We were friends when we were kids and we’ve been together for nearly 17 years.

Is it hard to be in a band with your wife?
Being in the band together is not what I thought it would be. When we’re writing or making decisions we can both be extremely stubborn. And being onstage together is weird because you don’t see each other acting like that in a normal, everyday situation. But it’s really nice that you’ve got someone you like to be around that’s as dedicated to the band as you are. The good outweighs the bad.

You’ve said you don’t do any drugs, which is a contrast with a lot of great doom bands from Sabbath to Electric Wizard that have made drugs a large part of their aesthetic.
I’m not against people taking drugs. We just live in quite a small town and I’m such a square I don’t even know where to buy them from. But I’m really intrigued by acid and I’m really amazed by all the stores from bands who did it a lot in the 60s. I’m just scared shitless of it because I know that I’d be that guy who takes it and his mind falls out of his ear and he spends the next 10 years trying to climb inside of his shoe. But I’ve tried pot. I saw Electric Wizard for the first time in 2002 and I was so stoned I was leaning against one of the pillars in the venue all night. And the next morning my jaw was stuck over the other side of my face. And I didn’t notice that someone threw up down my back.

How did you want No Light, Only Fire to be a development from God Curse Us?
The main thing we wanted to do was make a record that was slightly different than God Curse Us. When we made that album I was looking for the perfect slow doom record. And once we did that for a whole album, we found ourselves naturally writing slightly faster songs.

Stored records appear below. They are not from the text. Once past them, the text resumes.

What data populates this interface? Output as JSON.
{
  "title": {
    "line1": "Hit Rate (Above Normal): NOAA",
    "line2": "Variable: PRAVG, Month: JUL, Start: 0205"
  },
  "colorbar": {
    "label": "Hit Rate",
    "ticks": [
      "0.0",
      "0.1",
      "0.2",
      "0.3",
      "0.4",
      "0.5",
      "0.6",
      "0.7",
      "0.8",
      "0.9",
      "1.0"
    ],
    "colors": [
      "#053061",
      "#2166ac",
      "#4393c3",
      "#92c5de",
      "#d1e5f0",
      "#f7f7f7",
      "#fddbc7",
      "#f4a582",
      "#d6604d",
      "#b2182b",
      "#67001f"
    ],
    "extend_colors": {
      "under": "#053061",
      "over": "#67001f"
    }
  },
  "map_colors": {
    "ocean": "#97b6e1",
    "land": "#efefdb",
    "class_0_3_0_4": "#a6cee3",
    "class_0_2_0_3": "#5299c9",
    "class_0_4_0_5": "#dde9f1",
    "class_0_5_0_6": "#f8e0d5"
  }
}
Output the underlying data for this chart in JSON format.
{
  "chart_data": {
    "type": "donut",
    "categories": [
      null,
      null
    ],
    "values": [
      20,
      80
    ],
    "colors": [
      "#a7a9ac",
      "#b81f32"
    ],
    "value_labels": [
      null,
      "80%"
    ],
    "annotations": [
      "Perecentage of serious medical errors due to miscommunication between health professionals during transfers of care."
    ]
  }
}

What’s the significance of the new album title?
I quite like that idea of switching out the light at the end of the tunnel. Then we came up with the idea, “What if there was a light at the end of the tunnel and when you entered it you found that it was a nuclear explosion? God Curse Us was all about me wanting the apocalypse to happen. When we were writing it I was really miserable. Everything seemed so completely bleak and horrifying. The only thing that was good in life was making the record. And when we started this one I was like, “Well, the world didn’t end, but everything’s still here and it’s all terrible.” So it was more a case of accepting how shitty things are and how bleak and unchangeable the world is. But at the same time, it’s about being really grumpy and pissed off that society has come to that.